Estas medidas liberais do governo Fernando Henrique geraram tensão na opinião pública, que confiou ao governo Lula a tarefa de modificar a política de comércio exterior do país.

• Governo Lula

O governo Lula defende que a retomada do desenvolvimento deve estar baseada num crescimento econômico sustentável.

As ações, nessa área, voltam-se para a expansão sustentada das exportações e para a ampliação da base exportadora pela incorporação de novos produtos, empresas e negócios. Inclui: a) apoio às exportações, com financiamento, simplificação de procedimentos e desoneração tributária; b) promoção comercial e prospecção de mercados; c) estímulo à criação de centros de distribuição de empresas brasileiras no exterior e à sua internacionalização; d) apoio à inserção em cadeias internacionais de suprimentos; e) apoio à consolidação da imagem do Brasil e de marcas brasileiras no exterior.

Para o Ministério do Desenvolvimento, Indústria e Comércio Exterior (2003, p.13) “a crescente inserção internacional deve se dar de forma tal a não onerar a balança de fretes, já altamente deficitária. Isso significa articular a modernização de estaleiros e da armação nacionais, contribuindo para a retomada dos serviços de cabotagem”. Esta assertiva está de acordo com o programa de Governo, que é baseado nas premissas de crescimento sustentável, emprego e inclusão social.
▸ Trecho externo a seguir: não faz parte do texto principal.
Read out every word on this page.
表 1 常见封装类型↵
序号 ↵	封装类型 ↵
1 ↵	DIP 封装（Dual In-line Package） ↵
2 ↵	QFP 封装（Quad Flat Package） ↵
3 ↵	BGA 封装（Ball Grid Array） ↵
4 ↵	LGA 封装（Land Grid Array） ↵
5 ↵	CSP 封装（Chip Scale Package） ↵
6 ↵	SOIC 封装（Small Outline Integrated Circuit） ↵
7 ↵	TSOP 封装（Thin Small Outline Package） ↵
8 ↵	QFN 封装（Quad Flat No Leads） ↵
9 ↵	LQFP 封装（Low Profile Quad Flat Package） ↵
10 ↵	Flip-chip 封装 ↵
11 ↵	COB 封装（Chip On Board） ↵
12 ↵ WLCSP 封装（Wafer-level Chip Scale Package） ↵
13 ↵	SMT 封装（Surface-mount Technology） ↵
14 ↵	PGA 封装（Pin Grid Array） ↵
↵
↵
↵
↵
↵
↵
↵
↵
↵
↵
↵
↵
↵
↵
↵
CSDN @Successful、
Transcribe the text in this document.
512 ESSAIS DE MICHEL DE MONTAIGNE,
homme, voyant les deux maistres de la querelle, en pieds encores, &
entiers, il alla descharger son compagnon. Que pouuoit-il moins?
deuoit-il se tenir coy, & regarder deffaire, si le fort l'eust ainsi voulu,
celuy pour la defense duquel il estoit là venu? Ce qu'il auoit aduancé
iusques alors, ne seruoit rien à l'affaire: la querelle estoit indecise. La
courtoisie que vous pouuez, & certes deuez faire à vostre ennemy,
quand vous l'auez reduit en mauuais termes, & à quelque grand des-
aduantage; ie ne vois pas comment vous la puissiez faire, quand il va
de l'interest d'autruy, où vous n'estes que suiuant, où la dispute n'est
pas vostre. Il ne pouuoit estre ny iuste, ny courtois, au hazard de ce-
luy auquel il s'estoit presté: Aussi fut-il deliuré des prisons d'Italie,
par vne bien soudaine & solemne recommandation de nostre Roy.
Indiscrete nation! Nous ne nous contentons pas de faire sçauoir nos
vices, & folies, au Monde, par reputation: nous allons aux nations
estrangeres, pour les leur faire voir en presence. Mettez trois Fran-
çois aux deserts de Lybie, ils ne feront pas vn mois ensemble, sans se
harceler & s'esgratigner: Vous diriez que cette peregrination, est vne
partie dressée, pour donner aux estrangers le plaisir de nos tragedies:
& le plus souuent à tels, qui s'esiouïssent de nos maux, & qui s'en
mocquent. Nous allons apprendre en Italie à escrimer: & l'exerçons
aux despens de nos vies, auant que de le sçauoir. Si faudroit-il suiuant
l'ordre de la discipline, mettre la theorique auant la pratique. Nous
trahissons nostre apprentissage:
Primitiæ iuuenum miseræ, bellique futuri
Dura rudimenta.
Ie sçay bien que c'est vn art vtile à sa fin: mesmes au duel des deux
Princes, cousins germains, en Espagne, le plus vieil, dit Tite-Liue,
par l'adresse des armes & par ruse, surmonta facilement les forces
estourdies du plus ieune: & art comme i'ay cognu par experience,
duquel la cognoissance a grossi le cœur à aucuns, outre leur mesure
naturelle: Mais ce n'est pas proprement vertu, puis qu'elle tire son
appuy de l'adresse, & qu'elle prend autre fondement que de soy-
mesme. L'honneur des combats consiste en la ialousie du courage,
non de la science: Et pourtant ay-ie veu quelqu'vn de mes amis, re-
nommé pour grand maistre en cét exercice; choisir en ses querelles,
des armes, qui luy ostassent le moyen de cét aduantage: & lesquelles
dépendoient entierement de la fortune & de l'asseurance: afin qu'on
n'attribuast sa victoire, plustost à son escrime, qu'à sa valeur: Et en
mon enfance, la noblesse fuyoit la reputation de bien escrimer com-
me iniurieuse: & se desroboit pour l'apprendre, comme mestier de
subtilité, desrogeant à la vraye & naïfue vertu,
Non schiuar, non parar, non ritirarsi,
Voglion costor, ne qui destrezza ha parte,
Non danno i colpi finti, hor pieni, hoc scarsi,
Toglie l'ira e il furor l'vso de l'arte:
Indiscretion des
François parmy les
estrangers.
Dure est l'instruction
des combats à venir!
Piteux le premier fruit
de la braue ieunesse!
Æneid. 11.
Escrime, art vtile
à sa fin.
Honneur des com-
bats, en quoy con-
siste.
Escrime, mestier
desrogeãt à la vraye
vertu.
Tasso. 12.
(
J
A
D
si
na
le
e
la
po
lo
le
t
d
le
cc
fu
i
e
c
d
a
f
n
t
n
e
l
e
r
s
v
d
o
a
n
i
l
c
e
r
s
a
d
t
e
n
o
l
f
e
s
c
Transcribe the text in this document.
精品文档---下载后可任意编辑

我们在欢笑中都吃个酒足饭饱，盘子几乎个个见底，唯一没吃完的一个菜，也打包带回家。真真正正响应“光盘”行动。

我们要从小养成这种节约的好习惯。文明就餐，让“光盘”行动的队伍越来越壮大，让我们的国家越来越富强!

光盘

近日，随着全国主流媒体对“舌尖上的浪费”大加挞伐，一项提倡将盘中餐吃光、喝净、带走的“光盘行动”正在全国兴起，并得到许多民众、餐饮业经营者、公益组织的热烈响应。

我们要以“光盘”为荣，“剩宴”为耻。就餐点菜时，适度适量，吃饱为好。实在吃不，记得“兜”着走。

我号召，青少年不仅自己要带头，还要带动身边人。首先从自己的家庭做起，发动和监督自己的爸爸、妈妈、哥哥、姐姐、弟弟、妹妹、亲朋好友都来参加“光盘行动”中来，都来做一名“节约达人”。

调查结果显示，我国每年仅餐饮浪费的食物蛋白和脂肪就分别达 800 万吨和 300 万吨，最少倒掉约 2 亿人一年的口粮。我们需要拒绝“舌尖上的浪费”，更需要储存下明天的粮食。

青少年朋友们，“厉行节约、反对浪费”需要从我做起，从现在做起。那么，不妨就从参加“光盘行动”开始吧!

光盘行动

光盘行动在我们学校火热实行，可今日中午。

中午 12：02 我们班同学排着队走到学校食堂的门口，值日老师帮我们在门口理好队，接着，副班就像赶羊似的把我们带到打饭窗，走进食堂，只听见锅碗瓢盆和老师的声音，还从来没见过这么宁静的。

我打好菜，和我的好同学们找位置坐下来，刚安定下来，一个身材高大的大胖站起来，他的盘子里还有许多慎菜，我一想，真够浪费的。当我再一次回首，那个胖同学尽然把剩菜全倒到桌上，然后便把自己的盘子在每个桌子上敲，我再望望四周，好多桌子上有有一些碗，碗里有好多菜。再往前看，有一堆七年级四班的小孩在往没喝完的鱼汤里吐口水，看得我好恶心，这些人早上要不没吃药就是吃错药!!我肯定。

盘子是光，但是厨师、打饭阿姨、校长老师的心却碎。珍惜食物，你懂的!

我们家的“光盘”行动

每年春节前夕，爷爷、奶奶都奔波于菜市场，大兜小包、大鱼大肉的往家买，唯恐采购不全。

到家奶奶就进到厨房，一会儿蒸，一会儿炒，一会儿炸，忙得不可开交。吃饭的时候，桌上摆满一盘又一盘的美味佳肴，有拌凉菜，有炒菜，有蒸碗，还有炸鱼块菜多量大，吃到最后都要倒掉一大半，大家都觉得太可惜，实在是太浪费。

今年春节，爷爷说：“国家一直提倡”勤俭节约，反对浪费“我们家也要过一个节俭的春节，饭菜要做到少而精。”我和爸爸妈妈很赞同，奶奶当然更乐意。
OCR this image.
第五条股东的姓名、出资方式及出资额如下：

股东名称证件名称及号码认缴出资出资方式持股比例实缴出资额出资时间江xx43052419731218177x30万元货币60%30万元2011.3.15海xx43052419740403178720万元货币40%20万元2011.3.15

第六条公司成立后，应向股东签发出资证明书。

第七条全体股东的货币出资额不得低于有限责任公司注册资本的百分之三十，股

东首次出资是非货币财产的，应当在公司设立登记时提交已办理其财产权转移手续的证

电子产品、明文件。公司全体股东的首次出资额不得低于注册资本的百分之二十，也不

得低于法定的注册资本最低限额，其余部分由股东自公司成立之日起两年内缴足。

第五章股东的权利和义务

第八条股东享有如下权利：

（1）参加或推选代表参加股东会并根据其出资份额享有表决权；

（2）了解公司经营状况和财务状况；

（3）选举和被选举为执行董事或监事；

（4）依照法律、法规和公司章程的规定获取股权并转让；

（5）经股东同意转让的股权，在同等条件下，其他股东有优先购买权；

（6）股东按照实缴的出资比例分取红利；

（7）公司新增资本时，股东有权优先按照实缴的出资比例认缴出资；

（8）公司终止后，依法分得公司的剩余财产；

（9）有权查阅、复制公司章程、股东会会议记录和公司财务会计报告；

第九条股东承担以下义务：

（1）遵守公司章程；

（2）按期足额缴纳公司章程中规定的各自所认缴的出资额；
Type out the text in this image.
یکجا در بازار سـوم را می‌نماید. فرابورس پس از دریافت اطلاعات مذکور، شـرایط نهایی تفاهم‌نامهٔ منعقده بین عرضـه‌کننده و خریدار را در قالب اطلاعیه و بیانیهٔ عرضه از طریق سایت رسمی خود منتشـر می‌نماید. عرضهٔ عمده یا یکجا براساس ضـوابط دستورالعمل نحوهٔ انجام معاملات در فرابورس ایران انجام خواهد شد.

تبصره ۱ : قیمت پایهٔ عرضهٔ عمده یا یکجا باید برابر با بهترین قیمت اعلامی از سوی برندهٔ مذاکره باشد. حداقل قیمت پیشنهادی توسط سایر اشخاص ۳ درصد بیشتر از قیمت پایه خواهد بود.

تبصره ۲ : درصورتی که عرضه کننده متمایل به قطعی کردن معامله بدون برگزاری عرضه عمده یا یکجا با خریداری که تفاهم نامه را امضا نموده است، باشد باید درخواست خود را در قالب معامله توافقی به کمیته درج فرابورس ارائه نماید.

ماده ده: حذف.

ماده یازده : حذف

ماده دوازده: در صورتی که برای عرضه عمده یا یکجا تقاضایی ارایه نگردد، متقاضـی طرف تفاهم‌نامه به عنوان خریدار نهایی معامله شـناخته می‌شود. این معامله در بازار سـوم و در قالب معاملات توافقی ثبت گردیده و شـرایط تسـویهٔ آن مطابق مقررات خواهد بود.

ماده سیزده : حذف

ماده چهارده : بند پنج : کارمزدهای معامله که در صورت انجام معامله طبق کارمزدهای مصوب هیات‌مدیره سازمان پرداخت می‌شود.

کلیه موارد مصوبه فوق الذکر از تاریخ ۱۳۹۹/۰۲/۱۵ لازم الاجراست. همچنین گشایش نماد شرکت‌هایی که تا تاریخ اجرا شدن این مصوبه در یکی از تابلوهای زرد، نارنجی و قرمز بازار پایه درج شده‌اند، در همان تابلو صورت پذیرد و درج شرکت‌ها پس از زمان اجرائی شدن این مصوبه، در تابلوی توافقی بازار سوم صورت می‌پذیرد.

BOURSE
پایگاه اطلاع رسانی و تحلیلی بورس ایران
O mesmo documento defende ainda que, para o sucesso da política de comércio exterior, é necessário articular a nova política regional, contribuindo para uma maior integração nacional e para a redução das disparidades regionais entre estados e sub- regiões.

Voltando ao tema geral da inserção externa, este governo trabalha na implementação do programa Brasil Exportador, que está sendo elaborado pelo MDIC e pela APEX. Esse programa visa aumentar a intensidade tecnológica dos produtos e

processos, além de promover certificação (selo) de origem, marca e padronização produtiva.

Dessa forma, tem-se a política de comércio exterior do Governo Lula galgada em quatro forças:

1 – Recuperação do universalismo e do bilateralismo: o governo esforça-se para que existam outros pólos de equilíbrio além dos Estados Unidos.

2 – Foco na América do Sul: dedicar-se à regionalização como reforço para as economias locais.

3 – Sanar dependências estruturais e promover a inserção interdependente: o governo busca minimizar a vulnerabilidade da política de comércio exterior, antes centrada somente na abertura.

4 – Promover nacionalismo cooperativo: zelar pelo respeito da ordem e preservar a cordialidade entre os países vizinhos, de modo a minimizar os efeitos da subserviência econômica e política dos países do cone Sul.

Desta maneira, Cervo (2003) destaca que o ideal para uma política de comércio exterior do país seria adotar o paradigma do Estado logístico, no qual o comércio exterior, puxado por uma política exterior mais altiva, tem peso extraordinário.

O Estado logístico, conforme Sombra Saraiva (2004), supõe a superação tanto do modelo de inserção liberal desenfreada, quanto do desenvolvimentismo nacionalista de antes. Por esse novo paradigma, o repasse de responsabilidades do Estado empresário cabe mais à sociedade. Essa estratégia não significa, no entanto, o desprezo ao empreendimento estatal, desde que este apresente capacidade de construir competitividade sistêmica global. São dois os componentes da formulação logística posta em marcha: por um lado, advoga-se a construção de meios de poder e, por outro, sua utilização para fazer valer vantagens comparativas de natureza intangível, como a ciência, a tecnologia e a capacidade empresarial.

Dessa forma, tem-se uma política de comércio exterior atual voltada para a superação da dependência estrutural em relação aos fluxos financeiros voláteis

internacionais e orientados para a superação da crise de financiamento e poupança internas.